O trágico e o belo da Copa; a grandeza e a queda na vida
O desenrolar catastrófico da Copa para o Brasil, aliado ao fato de que, mesmo sem sentido algum haverá a disputa por um infrutífero terceiro lugar, levam-me a analisar aqui o megaevento a partir da compreensão de que não é apenas um fato esportivo. Prefiro colocá-lo no plano da tragicidade histórica, funcionando como parábola do mundo que de alguma forma a Copa representa.
Vemos na Copa do Mundo, dentre outras coisas, a
simulação de uma guerra, a mesma guerra cotidiana e implacável do dia a dia, da
luta pela sobrevivência, do enfrentamento de pequenos horrores, dos dilemas
rotineiros, das pressões e perplexidades, fracassos e vitórias de ocasião que tanto
nos ufanam.
Depois da derrota mais horrenda ou da vitória mais olimpiana – tudo passa.
Depois da derrota mais horrenda ou da vitória mais olimpiana – tudo passa.
Sinto a Copa como um processo que
valoriza a exclusão, o sucesso mediante o empurra-empurra, o sai pra lá que
esse lugar é meu, o tenho de ganhar de qualquer jeito vem o é preciso que alguém seja
o vencedor, ou inversamente: é preciso que alguém seja o perdedor, o desgraçado, aquele
que ficou para trás por efeito de sua própria inépcia - e viva em público a
humilhação, o desterro.
Dá também para notar, em meio aos
micro acontecimentos dos jogos, a replicação de fatos da vida fora do campo. No
gramado também são encontrados os medíocres, os insatisfeitos, os
desequilibrados dando vasão a seus, será que posso dizer instintos? Digamos que
sim, que são instintos, só para facilitar a compreensão.

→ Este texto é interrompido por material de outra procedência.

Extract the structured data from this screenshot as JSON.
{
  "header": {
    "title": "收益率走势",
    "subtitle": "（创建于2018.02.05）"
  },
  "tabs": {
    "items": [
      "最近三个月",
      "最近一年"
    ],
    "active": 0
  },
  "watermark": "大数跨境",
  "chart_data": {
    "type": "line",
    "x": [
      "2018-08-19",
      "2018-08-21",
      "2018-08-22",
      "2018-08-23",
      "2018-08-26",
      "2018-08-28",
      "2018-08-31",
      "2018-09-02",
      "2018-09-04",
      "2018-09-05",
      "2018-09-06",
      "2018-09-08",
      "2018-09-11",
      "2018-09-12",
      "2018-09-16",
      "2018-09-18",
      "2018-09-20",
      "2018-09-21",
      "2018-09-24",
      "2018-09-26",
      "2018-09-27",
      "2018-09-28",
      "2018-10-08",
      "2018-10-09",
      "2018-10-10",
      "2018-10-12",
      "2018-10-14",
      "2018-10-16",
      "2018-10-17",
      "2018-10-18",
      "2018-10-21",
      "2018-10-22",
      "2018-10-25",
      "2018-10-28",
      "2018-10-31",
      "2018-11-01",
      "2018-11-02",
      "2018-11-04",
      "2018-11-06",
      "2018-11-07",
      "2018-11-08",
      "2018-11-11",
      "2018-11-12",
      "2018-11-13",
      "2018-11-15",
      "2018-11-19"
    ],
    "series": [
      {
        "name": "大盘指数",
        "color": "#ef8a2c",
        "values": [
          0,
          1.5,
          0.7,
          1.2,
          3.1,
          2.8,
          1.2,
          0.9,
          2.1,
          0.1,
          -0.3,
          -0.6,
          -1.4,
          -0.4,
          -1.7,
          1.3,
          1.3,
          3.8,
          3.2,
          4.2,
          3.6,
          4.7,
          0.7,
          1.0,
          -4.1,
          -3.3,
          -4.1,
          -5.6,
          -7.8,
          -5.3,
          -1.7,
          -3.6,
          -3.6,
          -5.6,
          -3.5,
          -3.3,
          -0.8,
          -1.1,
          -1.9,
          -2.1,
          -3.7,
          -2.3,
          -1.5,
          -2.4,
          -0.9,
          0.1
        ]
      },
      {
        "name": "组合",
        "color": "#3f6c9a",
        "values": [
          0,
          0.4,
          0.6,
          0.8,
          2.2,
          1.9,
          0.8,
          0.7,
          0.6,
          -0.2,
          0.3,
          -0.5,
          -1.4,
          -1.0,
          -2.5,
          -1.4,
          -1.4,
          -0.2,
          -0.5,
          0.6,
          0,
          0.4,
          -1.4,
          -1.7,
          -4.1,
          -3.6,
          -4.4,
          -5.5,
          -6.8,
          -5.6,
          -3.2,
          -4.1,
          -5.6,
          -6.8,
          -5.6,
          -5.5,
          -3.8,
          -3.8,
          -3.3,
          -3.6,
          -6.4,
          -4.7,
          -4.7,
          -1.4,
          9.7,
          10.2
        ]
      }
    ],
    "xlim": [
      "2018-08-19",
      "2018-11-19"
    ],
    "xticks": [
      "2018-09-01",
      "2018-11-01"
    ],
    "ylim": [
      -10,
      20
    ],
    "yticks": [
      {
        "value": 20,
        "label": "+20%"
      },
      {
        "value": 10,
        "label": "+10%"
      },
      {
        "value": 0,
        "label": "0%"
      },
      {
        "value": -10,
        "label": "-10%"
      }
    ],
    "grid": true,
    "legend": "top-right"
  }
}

Vejamos: será que no seu dia a
dia você nunca foi mordido por alguém
que inveja seu talento? Ou se seu desempenho é sensacional, jamais lhe ocorreu
a agressão safada do colega sem brilho, atacando-o por trás, traiçoeiramente? Vimos
isso também na Copa: o jogador uruguaio hidrófobo mordendo o italiano; e seu similar
colombiano, atleta no máximo mediano, agredindo o olímpico Neymar. No jogo,
como elemento simbólico a realidade truculenta, covarde, também está presente
de forma crua.
Mas, da mesma forma como pude
notar aspectos dramáticos em seu sentido competitivo-destrutivo, vejo também
outra faceta existencial representada na Copa: os momentos de heroísmo, a
doação, o cansaço resistente, a coragem dos que sabem que não podem vencer mas
mesmo assim lutam até o último minuto. São eles os que suportam os momentos
finais dos acréscimos, enfrentam os instantes enervantes da prorrogação e partem
para o derradeiro pênalti, afinal batido e perdido.
Logo após vem o desalento. Mas,
ao longo do processo, o jogador reintegrado à vida, virá, necessariamente virá,
a compreensão de que tudo passou. Foi só um jogo.
A Copa é isso que eu disse mas
também é muito mais. O acontecimento é monumental, é complexo e traz agregado a
si outra complexidade, a complexidade de cada partida. Temos no grandioso
evento a convergência de aspectos ideológicos, políticos, sociológicos, antropológicos,
teatrais, bélicos, estéticos, poéticos. Pelo menos foram esses os que me
ocorreram agora. Cada um interligado aos demais de alguma forma e, também de
alguma forma, se interinfluenciando em suas múltiplas variáveis dependentes,
independentes, interdependentes.
A Copa é um microcosmo da vida
e por estar na vida é também parte dela. Está para acabar, mas não vai
acabar. Renascerá daqui a quatro anos com todas as suas mazelas e grandezas, esplendor
e queda, assim como a vida renasce todos os dias com seus fracassos e medos,
arroubo e vitórias. Ave Baco! Evoé, Vida!